Tree fruit growth stages
The warmer weather of late has moved us forward just a bit in degree day totals, but we are still about eight or nine days behind normal averages. Tree growth has improved with the warmer weather in the last few days. Apple growth is from tight cluster early pink depending on variety and site.
Tree fruit pests
Apple scab. The dry weather over the last week gave us a break from scab infections. Some very light rain moved through the area the evening of Monday, May 9. So far, this has not resulted in a scab infection according to the data from the local weather stations. Spore rods were checked Monday evening, and there were 2,190 spores per rod. This is the highest number so far this year and quite high given the very light rain of 0.01 to 0.05 inch. Spore maturity is most likely at 40 percent right now and will move quickly over the next week to nearly 80 percent by early next week. Therefore, the next two weeks are going to be critical for good scab spray coverage. Lesions from earlier infections in late April could start to show up in the next few days on spur leaves and the first true leaves.
Powdery mildew. All mildew susceptible varieties should have something added to the tank for mildew over the next two weeks. The very warm weather this week will push mildew along, so don’t let it get started.
Fire blight. With the very warm weather and potential rains this week, there could be a blossom blight situation for any pears or early apples with open bloom. The MaryBlyt model predicts that by Thursday, the EIP could go over the threshold of 100, which means that blossom blight could be an issue. With the predictions for stormy weather later this week, the other question will be about trauma blight Thursday and Friday. We don’t usually worry about trauma blight prior to bloom because cankers are not usually oozing that early, however, it would be a good idea to watch the weather closely for a trauma situation and be ready to cover blocks that have a history of fire blight and those with highly susceptible varieties. The Section 18 for Kasumin only allows for its use during bloom. Unless streptomycin resistance has been confirmed in your orchard, streptomycin is the material of choice for fire blight control. Oxytetracycline is really the only choice in streptomycin resistant areas to help prevent trauma blight outside of the bloom period, but it is not as effective for fire blight control as streptomycin once was.
Brown rot preventative sprays should be added in stone fruits now that bloom is open.

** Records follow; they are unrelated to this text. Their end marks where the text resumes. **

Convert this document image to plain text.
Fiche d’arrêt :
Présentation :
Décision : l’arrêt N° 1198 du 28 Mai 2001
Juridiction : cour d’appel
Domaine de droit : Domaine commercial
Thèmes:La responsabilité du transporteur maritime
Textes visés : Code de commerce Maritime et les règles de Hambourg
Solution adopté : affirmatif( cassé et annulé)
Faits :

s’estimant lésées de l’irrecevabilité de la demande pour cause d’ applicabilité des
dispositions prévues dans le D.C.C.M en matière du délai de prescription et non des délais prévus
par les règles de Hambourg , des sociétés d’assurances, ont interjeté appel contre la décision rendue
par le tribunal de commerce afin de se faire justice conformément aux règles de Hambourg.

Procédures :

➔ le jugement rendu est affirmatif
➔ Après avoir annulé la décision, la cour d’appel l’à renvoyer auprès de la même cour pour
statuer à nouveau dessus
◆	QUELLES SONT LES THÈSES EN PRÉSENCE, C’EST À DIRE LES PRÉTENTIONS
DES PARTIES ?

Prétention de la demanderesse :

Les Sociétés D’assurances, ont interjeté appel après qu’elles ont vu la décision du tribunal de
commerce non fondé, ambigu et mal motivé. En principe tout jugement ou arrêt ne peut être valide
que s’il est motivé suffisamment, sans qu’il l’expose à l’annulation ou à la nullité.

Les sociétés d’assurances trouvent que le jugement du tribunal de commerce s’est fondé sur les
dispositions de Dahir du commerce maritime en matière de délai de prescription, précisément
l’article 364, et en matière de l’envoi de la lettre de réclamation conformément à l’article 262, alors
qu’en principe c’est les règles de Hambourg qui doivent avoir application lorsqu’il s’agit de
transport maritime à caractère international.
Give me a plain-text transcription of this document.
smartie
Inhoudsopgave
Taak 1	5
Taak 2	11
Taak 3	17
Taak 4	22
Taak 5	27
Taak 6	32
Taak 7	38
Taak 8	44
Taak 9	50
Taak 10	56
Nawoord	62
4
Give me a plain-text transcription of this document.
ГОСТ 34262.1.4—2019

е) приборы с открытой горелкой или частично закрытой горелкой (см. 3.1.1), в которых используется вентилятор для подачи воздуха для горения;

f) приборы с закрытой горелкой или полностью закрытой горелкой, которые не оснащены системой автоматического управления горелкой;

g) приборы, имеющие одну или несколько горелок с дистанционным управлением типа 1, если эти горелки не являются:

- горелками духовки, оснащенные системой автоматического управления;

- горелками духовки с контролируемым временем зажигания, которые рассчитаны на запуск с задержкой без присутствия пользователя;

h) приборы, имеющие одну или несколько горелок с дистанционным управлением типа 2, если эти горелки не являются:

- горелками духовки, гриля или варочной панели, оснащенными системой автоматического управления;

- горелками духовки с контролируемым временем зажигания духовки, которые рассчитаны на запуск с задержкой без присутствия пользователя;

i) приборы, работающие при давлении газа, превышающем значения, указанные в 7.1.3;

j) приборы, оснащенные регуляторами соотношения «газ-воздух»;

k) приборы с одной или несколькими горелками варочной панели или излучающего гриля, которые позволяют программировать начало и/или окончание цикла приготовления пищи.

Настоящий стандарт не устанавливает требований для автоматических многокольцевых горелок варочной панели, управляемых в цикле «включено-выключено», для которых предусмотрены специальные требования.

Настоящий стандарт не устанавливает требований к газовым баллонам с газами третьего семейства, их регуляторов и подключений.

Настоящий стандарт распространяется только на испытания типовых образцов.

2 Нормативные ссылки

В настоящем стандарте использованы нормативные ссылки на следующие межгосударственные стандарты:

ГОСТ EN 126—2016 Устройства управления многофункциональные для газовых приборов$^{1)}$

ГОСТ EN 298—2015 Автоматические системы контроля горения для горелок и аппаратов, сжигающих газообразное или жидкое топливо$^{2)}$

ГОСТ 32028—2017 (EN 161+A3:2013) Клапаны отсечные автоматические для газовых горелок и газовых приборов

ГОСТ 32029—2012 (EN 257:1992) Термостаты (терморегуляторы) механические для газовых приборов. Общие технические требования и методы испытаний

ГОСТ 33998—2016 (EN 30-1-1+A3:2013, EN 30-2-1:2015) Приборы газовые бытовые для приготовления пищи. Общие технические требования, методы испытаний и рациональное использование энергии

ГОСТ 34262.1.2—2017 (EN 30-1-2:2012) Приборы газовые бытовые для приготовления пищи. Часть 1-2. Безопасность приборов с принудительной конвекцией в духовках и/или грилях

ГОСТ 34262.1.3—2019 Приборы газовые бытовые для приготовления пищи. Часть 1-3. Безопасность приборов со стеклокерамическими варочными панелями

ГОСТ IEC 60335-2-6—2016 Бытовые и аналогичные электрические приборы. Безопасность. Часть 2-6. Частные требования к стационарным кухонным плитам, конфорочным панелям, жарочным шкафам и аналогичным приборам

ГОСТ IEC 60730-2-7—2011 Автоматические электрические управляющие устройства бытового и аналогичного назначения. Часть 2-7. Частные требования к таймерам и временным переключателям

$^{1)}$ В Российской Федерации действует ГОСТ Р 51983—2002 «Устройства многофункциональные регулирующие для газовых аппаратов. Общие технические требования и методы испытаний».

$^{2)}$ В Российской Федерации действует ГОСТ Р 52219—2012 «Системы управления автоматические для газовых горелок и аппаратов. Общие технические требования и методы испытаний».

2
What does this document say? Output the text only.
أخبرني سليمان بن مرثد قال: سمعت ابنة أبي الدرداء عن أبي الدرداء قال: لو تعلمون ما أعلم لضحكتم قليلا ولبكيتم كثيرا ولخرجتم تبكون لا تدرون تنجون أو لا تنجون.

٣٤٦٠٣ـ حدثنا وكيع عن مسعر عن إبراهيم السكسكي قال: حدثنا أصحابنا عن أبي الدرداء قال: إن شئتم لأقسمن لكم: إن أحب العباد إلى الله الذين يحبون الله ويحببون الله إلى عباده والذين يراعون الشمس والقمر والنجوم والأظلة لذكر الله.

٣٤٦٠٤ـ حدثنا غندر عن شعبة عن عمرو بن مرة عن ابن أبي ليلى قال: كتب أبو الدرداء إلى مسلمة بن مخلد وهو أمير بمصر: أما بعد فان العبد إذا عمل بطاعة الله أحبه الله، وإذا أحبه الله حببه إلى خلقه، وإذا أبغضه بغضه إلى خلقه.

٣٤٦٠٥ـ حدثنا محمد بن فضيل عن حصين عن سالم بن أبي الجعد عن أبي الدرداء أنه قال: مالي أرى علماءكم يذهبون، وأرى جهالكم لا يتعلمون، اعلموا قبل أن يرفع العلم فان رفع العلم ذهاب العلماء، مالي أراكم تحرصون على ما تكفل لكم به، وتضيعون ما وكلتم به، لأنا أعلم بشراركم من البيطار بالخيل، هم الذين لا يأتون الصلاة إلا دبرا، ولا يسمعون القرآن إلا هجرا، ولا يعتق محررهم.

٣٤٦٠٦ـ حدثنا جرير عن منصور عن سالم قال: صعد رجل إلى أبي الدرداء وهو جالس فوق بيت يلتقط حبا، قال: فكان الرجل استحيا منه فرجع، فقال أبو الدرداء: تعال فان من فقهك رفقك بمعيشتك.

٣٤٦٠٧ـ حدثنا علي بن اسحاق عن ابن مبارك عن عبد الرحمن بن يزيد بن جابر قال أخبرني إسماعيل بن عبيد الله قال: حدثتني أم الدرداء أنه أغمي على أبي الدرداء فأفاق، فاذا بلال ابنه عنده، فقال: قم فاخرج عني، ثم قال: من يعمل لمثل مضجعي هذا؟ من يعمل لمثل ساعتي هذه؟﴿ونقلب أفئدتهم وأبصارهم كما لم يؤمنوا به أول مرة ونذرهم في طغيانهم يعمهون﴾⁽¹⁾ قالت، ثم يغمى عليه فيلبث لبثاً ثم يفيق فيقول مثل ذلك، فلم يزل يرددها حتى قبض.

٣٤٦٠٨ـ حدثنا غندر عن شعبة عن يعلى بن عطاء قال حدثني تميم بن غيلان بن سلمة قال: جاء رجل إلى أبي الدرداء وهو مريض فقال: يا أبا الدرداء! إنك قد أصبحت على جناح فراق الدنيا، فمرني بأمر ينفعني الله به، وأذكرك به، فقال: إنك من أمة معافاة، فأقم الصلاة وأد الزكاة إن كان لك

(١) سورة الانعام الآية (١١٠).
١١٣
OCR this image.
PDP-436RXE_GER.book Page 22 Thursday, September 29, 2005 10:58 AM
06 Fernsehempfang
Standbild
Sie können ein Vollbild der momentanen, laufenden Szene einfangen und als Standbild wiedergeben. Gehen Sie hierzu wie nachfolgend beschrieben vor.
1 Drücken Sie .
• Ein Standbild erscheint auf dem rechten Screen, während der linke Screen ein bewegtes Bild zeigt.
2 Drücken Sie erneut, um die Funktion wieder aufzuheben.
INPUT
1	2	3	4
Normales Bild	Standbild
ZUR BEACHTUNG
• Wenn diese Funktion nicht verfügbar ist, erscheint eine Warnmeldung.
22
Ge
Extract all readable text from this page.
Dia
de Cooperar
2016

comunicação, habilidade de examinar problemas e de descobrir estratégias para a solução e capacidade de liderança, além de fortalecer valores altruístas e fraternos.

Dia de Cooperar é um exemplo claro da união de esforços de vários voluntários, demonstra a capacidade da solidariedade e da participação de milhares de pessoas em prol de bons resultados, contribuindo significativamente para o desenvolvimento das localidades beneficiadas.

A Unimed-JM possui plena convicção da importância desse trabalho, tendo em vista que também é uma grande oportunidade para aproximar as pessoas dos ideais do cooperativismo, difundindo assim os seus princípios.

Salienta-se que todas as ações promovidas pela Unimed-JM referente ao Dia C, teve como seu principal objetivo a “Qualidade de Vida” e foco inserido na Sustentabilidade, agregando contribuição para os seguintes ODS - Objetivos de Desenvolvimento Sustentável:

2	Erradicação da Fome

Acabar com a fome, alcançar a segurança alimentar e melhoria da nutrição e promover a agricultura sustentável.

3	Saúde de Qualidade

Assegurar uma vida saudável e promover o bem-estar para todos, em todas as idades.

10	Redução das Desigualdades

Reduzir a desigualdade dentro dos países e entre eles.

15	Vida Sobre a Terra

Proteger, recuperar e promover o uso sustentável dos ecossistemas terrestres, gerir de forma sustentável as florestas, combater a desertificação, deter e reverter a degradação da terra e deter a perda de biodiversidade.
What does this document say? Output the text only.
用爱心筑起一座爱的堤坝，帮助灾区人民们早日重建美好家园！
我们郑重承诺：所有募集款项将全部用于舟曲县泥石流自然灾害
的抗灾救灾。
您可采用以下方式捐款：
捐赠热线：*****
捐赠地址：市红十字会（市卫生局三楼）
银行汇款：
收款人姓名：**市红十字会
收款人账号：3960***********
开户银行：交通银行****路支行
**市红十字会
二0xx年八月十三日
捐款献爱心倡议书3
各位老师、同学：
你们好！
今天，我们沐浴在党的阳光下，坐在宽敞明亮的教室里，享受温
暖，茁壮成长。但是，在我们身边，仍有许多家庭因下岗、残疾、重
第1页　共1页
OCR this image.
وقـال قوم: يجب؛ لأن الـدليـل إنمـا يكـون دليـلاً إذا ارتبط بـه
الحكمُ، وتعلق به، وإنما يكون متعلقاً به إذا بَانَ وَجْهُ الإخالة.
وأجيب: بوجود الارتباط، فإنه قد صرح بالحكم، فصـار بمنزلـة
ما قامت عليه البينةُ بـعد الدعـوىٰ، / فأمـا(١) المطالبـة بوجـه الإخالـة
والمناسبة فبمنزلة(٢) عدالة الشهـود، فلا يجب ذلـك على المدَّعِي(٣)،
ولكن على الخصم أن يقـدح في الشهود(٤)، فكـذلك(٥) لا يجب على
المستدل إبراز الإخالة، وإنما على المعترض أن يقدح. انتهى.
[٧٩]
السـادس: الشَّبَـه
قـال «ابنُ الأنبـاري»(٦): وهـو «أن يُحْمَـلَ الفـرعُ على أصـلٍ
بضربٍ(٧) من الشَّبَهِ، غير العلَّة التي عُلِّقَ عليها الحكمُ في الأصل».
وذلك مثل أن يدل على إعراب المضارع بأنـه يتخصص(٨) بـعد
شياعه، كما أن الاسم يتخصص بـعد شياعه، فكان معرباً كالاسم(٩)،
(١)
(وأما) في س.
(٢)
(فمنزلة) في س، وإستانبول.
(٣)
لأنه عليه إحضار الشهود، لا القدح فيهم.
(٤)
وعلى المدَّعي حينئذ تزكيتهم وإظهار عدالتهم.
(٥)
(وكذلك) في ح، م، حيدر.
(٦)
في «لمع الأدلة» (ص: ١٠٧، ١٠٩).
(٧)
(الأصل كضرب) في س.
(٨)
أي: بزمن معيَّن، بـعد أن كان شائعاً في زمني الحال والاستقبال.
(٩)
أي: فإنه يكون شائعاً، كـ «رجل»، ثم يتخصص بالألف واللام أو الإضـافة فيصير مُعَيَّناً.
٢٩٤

Insect development is slowly getting started. Spotted tentiform leafminer is flying regularly for the past week. Green fruitworm should be at peak flight. Oriental fruit moth is just starting to fly and a biofix will most likely be set this week. A few obliquebanded leafroller larvae can be found feeding in apple terminals. No European red mites hatch has been reported, but it’s expected to begin at any time this week. Rosy apple aphids are just starting to be found as well. If you had blocks with any damage from Campylomma (mullien bug) in 2010, you will want to be sure to add something into your pink spray for this sometimes pest. There are no codling moth flying yet, but it’s not too early to start putting up mating disruption dispensers.